Infine, in una logica formativa, suggeriamo che una scuola che coinvolge anche gli studenti nei momenti valutativi e nella condivisione dei criteri di attribuzione di un valore è una scuola che non solo cementa un patto formativo con i bambini e con i ragazzi, ma che li aiuta a rendersi autonomi, critici, a imparare a valutare ciò che fanno. È una scuola che cerca di coinvolgere e di aiutare tutti nel loro percorso di apprendimento in un ambiente collaborativo.
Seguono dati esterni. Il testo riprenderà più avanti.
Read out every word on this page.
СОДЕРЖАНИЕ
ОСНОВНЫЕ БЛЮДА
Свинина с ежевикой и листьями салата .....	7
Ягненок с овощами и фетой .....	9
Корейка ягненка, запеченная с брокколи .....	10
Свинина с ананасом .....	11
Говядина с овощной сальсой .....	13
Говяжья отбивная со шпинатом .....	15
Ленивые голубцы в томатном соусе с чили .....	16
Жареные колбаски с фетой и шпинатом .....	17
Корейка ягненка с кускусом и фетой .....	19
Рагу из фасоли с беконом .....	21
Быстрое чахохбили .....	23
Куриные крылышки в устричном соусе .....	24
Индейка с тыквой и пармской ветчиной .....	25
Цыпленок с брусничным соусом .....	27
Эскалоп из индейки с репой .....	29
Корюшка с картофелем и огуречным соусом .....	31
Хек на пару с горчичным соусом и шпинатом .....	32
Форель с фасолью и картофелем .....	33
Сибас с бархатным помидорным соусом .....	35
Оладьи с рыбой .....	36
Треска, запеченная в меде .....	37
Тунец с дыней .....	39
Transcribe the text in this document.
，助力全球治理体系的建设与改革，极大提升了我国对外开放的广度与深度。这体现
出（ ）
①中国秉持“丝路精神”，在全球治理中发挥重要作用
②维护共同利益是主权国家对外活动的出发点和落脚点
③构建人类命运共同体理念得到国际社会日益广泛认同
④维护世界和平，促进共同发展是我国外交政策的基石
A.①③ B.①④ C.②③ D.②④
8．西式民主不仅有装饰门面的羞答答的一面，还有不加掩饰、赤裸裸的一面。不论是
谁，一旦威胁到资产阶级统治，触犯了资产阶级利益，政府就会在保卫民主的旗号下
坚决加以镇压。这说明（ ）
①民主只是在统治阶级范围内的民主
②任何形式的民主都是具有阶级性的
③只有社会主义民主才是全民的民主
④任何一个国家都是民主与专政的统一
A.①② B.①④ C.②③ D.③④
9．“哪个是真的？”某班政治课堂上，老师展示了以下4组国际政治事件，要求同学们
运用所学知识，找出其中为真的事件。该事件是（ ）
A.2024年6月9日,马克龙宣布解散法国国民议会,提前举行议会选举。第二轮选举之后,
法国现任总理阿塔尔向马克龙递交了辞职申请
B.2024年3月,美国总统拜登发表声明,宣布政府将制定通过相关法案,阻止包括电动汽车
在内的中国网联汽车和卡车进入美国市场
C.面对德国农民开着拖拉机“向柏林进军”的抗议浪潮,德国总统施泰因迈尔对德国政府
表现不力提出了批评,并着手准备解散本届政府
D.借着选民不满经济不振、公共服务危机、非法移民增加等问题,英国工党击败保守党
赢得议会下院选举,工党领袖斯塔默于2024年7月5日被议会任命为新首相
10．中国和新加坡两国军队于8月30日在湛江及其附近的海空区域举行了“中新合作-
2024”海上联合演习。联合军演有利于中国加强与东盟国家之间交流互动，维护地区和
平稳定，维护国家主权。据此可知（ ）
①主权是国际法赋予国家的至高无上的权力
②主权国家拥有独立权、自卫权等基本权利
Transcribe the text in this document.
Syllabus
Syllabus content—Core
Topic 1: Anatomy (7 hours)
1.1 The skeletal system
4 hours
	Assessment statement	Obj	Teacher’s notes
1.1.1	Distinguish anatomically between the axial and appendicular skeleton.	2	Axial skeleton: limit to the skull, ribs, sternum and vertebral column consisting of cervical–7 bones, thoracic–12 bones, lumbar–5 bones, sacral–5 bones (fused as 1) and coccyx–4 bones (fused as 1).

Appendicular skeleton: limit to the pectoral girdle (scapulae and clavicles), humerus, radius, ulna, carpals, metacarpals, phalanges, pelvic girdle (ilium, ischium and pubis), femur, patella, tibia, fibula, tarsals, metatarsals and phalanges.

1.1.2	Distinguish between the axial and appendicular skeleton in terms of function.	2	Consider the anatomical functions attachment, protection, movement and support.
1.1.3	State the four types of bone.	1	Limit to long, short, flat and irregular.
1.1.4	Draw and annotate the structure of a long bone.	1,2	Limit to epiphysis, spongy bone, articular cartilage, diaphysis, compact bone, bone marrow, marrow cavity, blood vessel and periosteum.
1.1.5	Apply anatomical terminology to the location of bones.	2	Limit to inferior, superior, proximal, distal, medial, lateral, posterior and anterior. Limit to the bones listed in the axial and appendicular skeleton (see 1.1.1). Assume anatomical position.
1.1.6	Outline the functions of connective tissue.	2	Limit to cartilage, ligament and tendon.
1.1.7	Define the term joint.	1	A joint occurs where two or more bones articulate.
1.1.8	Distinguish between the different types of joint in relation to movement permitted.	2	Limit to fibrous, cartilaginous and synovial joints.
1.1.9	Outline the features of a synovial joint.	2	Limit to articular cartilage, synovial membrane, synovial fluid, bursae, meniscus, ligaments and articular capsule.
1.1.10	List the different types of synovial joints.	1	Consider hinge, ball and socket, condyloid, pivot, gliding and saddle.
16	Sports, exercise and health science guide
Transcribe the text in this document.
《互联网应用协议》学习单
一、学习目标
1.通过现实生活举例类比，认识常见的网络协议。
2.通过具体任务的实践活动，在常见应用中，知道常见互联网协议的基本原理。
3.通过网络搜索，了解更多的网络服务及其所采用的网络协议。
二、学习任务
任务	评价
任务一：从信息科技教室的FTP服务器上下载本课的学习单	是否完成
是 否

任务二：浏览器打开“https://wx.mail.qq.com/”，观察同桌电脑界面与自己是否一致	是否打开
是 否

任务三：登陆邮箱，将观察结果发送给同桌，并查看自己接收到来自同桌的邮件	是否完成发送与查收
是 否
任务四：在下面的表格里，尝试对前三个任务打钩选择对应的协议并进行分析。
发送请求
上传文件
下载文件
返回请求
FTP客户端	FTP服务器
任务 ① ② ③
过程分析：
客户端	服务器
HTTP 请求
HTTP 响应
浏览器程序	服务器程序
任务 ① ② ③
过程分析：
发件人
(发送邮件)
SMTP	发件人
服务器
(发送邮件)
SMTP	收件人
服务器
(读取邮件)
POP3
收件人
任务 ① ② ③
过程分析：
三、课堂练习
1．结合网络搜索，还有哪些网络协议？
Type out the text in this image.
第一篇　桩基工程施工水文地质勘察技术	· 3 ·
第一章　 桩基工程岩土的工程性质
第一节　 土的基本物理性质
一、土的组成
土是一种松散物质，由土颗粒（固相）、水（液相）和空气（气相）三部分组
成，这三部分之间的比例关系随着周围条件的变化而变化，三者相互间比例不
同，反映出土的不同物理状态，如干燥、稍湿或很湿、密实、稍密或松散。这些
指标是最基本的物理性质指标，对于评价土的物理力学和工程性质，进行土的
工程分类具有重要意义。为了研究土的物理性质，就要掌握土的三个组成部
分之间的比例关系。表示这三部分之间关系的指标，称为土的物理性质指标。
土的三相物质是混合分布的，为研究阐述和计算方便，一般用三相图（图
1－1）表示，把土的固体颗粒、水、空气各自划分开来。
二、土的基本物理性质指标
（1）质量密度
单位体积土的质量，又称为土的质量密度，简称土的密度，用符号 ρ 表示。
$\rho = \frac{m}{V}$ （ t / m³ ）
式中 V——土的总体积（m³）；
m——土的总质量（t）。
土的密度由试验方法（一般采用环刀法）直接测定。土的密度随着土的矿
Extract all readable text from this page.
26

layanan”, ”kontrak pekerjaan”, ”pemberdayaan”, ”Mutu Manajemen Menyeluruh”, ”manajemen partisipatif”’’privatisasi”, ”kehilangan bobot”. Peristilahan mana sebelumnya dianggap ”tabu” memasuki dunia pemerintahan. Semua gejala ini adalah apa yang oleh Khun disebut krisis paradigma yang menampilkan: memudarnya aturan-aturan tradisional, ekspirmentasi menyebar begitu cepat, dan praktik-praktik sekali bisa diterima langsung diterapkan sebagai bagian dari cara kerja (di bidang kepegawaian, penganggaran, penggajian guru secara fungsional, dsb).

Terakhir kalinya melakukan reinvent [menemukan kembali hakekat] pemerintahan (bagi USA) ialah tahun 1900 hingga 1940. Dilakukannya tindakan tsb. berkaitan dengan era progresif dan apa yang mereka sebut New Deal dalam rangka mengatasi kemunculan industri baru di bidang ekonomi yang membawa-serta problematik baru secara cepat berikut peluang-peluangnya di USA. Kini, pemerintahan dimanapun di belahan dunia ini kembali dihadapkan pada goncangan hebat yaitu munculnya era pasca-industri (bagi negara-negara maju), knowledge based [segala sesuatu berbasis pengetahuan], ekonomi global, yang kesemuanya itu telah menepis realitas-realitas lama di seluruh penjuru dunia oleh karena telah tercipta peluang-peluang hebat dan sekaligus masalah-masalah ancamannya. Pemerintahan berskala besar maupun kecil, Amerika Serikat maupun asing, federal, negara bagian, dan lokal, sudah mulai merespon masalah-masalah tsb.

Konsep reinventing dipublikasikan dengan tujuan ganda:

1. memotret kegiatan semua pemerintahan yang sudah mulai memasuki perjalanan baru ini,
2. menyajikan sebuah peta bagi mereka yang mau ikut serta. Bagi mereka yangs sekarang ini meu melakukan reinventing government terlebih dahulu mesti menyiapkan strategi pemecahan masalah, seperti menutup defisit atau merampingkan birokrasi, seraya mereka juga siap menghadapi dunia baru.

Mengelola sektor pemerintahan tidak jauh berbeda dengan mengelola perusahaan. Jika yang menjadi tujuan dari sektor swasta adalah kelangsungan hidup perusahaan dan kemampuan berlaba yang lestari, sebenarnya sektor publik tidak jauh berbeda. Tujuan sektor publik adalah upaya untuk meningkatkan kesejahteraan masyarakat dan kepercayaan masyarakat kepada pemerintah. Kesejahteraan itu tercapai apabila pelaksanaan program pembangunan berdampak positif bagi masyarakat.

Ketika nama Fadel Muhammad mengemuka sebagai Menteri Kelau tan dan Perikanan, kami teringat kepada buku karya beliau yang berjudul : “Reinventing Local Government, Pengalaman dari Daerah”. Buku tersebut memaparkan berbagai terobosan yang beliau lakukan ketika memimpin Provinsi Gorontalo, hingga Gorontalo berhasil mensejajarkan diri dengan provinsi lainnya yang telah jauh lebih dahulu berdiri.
Si tratta del gioco, per dirla nel linguaggio didattico, della valutazione “formatrice”. Una scuola che semplicemente attribuisce voti produce sicuramente un impatto formativo, ma forse è bene ricordare, a cent’anni dalla nascita di don Lorenzo Milani, il monito lanciato con grande lucidità dai ragazzi di Barbiana: “Giorno per giorno studiano per il registro, per la pagella, per il diploma. E intanto si distraggono dalle cose belle che studiano […] Dietro a quei fogli di carta c’è solo l’interesse individuale […] Per studiare volentieri nelle vostre scuole bisognerebbe essere già arrivisti a 12 anni. A 12 anni gli arrivisti sono pochi. Tant’è vero che la maggioranza dei vostri ragazzi odia la scuola”.
Il compito della scuola, seguendo le parole di Hadji, sarebbe di promuovere l’ideale di “una valutazione umanistica che valorizzi le forme della valutazione già in uso nel loro poter essere al servizio delle persone”. E occorre considerare, anche se può far male, che quando un insegnante, per far valere la propria autorità, ha come unica arma un voto o una sanzione ha perso. Come insegnante e come educatore. Perché l’autorità (in un contesto di autorevolezza) si guadagna nel momento in cui un gruppo di alunni vede nel proprio insegnante una guida solida, competente, capace di motivare e di far comprendere, oltreché una persona che si dedica a loro. È in questa direzione che occorre aiutare gli insegnanti, ed è una direzione che passa per la loro formazione e per un accompagnamento del loro sé professionale.